The third son of David Monro of Softlaw (who by deed of entail assumed the surname and arms of Binning), by his second wife Isabella Blair, Binning enjoyed a career as an administrator in the East India Company Service in Madras. He was an enthusiastic linguist in Arabic, Persian and Hindi, in the pursuance of which he collected historic manuscripts and other examples of the use of these languages, and published "A grammar, with a selection of dialogues and familiar phrases, and a short vocabulary in modern Arabic" edited by Fletcher Hayes, in 1849. He travelled in the Cape of Good Hope and in Syria, the Holy Land, Arabia and Egypt in 1845-1847, but had to quit his post for health reasons in 1850. For the next two years he travelled again, in Ceylon and Persia, which he described in his published "Journal of two years' travel in Persia, Ceylon, etc.", (2 volumes, London, 1857).

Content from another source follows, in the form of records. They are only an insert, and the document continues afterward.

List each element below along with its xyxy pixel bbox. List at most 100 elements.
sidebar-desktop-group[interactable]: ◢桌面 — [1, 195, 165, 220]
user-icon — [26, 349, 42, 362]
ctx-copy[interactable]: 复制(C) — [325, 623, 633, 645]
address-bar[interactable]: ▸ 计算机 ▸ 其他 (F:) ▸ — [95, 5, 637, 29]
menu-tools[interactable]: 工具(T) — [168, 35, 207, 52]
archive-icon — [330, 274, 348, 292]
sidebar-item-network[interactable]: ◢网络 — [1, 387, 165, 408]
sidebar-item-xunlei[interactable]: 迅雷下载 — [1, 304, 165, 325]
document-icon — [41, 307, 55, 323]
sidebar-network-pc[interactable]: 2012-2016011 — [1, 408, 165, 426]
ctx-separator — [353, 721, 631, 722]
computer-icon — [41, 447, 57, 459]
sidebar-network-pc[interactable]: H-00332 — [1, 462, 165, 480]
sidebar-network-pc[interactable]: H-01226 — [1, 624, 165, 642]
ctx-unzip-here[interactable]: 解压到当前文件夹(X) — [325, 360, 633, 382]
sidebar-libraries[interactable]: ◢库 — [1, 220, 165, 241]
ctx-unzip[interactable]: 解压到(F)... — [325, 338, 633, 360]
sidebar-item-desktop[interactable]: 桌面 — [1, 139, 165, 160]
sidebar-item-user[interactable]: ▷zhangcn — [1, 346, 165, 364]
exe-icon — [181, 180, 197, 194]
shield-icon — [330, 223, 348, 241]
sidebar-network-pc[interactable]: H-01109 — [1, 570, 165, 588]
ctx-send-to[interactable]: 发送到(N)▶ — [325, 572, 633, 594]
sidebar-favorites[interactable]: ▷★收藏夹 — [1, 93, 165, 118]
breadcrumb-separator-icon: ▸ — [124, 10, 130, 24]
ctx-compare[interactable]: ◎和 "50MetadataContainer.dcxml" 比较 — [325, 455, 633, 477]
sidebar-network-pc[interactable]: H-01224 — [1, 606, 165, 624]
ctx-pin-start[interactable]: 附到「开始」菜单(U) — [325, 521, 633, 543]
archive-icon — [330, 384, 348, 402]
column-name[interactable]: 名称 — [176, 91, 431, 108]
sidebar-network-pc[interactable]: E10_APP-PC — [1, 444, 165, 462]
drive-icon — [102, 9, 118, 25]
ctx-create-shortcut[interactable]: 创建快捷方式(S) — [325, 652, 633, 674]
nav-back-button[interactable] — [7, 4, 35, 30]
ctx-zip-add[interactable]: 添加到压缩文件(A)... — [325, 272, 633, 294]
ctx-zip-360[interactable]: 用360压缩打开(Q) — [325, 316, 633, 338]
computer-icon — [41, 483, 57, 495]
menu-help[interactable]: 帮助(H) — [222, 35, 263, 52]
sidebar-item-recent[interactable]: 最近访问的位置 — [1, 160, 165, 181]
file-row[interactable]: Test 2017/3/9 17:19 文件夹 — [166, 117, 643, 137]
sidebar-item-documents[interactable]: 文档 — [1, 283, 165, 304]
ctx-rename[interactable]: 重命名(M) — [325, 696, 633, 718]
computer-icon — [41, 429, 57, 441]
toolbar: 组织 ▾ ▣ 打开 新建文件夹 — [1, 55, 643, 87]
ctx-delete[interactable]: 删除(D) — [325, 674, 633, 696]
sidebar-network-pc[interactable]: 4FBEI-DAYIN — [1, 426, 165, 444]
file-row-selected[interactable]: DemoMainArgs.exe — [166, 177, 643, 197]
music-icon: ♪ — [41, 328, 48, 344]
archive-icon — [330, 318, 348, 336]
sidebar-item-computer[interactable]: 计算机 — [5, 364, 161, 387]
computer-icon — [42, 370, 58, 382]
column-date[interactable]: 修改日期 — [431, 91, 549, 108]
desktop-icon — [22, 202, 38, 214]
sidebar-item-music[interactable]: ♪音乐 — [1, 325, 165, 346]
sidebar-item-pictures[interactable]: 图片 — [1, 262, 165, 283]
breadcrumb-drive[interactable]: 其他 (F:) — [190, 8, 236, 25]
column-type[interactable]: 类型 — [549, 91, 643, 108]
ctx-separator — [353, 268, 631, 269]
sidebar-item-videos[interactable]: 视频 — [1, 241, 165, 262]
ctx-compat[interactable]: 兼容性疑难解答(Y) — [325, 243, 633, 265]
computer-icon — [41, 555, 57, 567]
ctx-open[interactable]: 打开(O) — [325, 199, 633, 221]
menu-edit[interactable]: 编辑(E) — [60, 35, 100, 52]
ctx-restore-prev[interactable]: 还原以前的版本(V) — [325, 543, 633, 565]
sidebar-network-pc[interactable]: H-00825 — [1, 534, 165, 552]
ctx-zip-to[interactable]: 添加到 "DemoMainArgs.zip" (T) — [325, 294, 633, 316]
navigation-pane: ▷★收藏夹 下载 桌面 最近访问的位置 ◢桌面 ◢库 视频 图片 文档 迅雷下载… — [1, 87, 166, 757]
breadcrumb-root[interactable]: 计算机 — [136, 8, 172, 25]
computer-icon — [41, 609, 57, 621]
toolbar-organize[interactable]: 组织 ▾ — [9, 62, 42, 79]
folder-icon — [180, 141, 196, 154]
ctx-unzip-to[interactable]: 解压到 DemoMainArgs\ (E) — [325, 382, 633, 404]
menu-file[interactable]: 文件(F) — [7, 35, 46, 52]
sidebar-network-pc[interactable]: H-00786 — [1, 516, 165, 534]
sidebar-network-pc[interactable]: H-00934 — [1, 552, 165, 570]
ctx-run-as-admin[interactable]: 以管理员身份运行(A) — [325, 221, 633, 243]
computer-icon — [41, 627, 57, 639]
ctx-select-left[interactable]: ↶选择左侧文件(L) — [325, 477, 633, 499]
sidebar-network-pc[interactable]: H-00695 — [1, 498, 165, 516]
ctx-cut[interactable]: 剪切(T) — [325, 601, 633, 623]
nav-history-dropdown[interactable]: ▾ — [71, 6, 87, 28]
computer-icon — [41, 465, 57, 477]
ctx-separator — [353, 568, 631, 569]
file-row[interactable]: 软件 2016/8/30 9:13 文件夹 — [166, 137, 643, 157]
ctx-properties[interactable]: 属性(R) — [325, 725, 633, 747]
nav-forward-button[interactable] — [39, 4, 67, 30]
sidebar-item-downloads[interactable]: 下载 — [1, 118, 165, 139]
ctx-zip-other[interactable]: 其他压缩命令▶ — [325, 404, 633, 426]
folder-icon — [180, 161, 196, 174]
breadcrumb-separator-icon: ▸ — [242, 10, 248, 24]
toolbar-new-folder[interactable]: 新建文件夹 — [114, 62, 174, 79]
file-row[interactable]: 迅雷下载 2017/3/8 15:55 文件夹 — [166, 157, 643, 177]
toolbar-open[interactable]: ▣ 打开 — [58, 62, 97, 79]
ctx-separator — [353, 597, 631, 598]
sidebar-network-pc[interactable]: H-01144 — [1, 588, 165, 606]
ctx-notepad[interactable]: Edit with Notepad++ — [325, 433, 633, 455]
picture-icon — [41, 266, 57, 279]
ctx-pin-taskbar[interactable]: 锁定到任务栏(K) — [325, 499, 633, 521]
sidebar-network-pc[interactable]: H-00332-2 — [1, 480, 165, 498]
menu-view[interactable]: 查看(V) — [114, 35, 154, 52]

Robert Binning assembled a collection of about 140 Oriental manuscripts, which he presented to two Edinburgh institutions in 1877. Of these MSS, one is now among the Library's rarest and most valuable, the exquisitely illustrated MS Or 161, "Al-Asar al-Baqiyah 'an al-Qurun al-Khaliyah" (The chronology of ancient nations and their history) by Abu al-Raihan al-Biruni (AH 707, AD 1307). Another is a portfolio of 29 Indian miniature paintings of which one in particular, which portrays an elephant fight, has become well known. They are listed in "A descriptive catalogue of the Arabic and Persian manuscripts in Edinburgh University Library", by Mohammed Hukk and others (1925).

Binning originally presented part of his collection to New College, Edinburgh where they were catalogued by Robert Bertram Serjeant in "A handlist of Arabic, Persian and Hindustani MSS of New College", Edinburgh (London: 1942). They were transferred to the Main Library, where they rejoined the other part of the collection, after the Library of New College, which had become the Faculty of Divinity in the University in 1929, became part of Edinburgh University Library in 1962. He bequeathed to New College Library (where they are still held) a selection of language notebooks, the four-volume journal of his 1845-1847 travels in Africa and the Middle East, and a volume of original botanical watercolours of plants in Malacca from his library.